Sexual assault accused fails in appeal against decision to grant extension to 12-month period following Crown error
A man charged with assault with intent to rape who claimed that a sheriff erred in granting an extension to the 12-month period in which to bring the accused to trial has had his appeal dismissed.
The Appeal Court of the High Court of Justiciary upheld the sheriff’s decision to grant a motion by the Crown after ruling that “sufficient reason” had been shown and that, having regard to the “whole circumstances” of the case, the sheriff had not erred in the exercise of his discretion.
Lady Paton, Lord Brodie and Lord Drummond Young heard that the appellant “GB” was charged in July 2016 but considerable police investigation was required to establish the identity of the alleged assailant and he ultimately appeared on petition in January 2017.
Further investigations were required in order to establish whether or not the complainer, MH, required special measures when giving evidence, and a report dated 1 August 2017 concluded that the Crown would require to lodge a vulnerable witness notice.

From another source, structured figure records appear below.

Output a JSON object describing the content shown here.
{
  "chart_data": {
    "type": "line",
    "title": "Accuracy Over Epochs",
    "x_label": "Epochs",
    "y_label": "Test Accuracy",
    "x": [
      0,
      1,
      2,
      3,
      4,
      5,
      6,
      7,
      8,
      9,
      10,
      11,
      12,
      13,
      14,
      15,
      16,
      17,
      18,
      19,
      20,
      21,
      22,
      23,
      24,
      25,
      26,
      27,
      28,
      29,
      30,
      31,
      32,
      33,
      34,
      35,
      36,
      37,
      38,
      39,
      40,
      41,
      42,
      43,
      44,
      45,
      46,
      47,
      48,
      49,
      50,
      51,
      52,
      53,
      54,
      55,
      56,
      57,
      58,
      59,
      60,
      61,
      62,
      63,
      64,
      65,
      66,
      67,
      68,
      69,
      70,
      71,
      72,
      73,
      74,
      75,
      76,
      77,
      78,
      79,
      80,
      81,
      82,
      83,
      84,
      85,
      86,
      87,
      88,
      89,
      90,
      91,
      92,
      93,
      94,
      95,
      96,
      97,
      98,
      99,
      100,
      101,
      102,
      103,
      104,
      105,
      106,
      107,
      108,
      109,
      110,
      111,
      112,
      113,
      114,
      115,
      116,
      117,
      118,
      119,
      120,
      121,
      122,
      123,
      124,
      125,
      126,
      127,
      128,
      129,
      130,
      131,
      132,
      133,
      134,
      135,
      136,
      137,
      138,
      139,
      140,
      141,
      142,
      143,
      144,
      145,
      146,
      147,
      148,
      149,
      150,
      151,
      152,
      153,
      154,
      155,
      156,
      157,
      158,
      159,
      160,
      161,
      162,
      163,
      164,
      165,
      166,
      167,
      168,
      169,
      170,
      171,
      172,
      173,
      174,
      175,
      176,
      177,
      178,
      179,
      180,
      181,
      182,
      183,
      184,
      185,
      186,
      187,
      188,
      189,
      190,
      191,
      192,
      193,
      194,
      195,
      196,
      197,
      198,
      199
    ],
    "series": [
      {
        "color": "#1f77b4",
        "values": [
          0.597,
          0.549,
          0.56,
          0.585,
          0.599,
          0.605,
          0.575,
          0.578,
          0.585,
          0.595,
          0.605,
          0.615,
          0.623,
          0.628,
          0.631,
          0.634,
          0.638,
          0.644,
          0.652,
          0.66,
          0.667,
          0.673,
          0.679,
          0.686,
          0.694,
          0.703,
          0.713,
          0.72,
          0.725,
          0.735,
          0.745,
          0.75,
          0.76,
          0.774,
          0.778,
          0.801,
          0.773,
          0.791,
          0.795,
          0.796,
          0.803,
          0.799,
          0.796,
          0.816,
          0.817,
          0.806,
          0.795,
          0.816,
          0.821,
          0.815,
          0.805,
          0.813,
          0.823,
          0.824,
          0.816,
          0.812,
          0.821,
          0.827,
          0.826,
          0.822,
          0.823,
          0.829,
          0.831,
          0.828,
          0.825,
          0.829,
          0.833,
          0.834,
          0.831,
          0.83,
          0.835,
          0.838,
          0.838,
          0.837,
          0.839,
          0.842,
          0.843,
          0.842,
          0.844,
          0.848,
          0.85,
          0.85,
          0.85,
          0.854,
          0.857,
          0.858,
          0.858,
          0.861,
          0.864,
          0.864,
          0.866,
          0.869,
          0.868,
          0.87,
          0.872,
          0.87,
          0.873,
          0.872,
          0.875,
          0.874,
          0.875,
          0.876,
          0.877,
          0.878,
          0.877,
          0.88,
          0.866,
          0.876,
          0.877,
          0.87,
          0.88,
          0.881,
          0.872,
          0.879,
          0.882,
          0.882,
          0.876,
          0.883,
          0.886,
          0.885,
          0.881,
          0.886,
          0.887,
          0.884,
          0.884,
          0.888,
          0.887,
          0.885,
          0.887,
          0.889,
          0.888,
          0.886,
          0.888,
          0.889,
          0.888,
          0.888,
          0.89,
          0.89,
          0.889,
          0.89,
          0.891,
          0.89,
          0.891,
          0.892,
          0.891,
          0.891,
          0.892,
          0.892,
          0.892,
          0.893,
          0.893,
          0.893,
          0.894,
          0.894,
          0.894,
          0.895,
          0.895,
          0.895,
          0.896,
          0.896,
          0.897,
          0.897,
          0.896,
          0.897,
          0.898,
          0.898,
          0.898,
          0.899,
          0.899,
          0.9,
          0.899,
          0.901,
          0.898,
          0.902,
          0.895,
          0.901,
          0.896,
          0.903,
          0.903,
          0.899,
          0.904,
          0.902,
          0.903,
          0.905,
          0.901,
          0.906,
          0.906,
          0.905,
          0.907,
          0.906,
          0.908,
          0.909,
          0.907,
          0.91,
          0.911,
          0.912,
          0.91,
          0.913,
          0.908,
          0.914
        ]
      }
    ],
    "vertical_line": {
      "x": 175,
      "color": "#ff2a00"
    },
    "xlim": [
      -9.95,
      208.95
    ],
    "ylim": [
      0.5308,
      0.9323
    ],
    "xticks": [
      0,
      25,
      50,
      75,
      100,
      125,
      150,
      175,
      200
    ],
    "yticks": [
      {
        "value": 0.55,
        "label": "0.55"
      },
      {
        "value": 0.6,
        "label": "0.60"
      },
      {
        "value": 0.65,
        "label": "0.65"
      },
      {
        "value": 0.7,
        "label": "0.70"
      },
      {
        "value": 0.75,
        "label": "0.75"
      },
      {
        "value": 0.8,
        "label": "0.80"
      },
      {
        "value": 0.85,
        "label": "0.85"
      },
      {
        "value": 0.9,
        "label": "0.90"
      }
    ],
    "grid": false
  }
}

The indictment was served in November 2017 with a first diet scheduled for the following month, but when the first diet called on 18 December 2017 no vulnerable witness notice was lodged due to a failure of communication in the prosecutor’s office.
Person A thought that person B was preparing the notice but person B thought that person A was preparing the notice, and as a result the notice was not available for the first diet.

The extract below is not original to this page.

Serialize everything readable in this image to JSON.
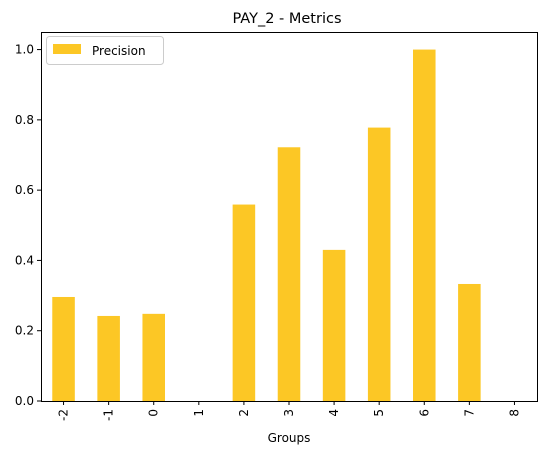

The Crown therefore moved the court to continue the first diet to 23 January 2018 in order that (a) the prosecutor could consider taking MH’s evidence on commission; (b) an application could be made by the defence in terms of section 275 of the Criminal Procedure (Scotland) Act 1995; and (c ) a joint minute could be prepared.
That motion, which was unopposed, was granted by the sheriff.

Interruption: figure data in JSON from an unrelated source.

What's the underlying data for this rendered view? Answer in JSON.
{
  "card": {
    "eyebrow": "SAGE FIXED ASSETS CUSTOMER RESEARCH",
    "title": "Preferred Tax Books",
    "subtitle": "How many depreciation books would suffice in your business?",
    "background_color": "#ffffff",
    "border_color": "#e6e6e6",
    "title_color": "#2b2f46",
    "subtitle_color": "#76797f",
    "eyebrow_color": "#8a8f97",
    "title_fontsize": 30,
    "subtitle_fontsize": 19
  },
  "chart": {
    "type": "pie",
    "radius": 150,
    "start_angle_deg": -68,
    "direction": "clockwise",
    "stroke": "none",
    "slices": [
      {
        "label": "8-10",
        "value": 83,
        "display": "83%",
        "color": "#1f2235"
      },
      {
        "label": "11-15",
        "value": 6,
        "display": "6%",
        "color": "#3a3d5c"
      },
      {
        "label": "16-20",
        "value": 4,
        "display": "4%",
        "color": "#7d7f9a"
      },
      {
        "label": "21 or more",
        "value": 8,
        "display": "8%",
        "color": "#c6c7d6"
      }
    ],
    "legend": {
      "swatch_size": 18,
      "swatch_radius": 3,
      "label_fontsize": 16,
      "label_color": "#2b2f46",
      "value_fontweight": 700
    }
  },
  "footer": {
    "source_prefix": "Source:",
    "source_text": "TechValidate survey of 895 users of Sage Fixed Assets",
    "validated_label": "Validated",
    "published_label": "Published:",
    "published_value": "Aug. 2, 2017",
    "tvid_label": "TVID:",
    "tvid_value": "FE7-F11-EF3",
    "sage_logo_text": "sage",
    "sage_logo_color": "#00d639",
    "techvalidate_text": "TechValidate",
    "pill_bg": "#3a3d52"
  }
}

At the continued first diet on 23 January 2018 the vulnerable witness notice was available.
The sheriff granted the notice, authorising certain special measures including the taking of MH’s evidence on commission.
The Crown moved the sheriff to adjourn the first diet until 26 March 2018 to allow the evidence of MH to be taken on a commission which had been fixed for the earliest date which suited all parties (ie the same date of 26 March 2018).
The Crown also moved the sheriff to extend the 12-month period, which was about to expire on 26 January 2018, until 11 May 2018 in order to accommodate both the evidence on commission and the trial.
These motions were opposed, but were nevertheless granted by the sheriff.
However, the appellant challenged the sheriff’s decision to grant the extension of the 12 month period, arguing that the sheriff erred in the application of the two-stage test set out in HM Advocate v Swift 1984 JC 83.
Refusing the appeal, the judges observed that cases involving the exercise of direction were “very fact-sensitive” and that the court must consider “all the relevant circumstances” before reaching a conclusion.
Delivering the opinion of the court, Lady Paton said: “In the present case, the sheriff has set out the dates, the timescales, the nature of the error in the prosecutor’s office and the effect of that error.
“His reasoning and his conclusion at paragraph of his report demonstrate that he considered and weighed up all the relevant circumstances, and that he was ultimately satisfied that ‘sufficient reason been shown which might justify the grant of an extension’.
“We are not persuaded that the sheriff erred in his approach, reasoning or conclusion at the first stage of the test. He was, in our opinion, entitled to reach the conclusion he did.”
She added: “Turning to the second stage in Swift, in the whole circumstances of this case, including first, the nature and gravity of the charge, secondly, the nature of the administrative error in the procurator fiscal’s office and thirdly, the relatively short period of the extension, we are unable to say that the sheriff erred in the exercise of his discretion.”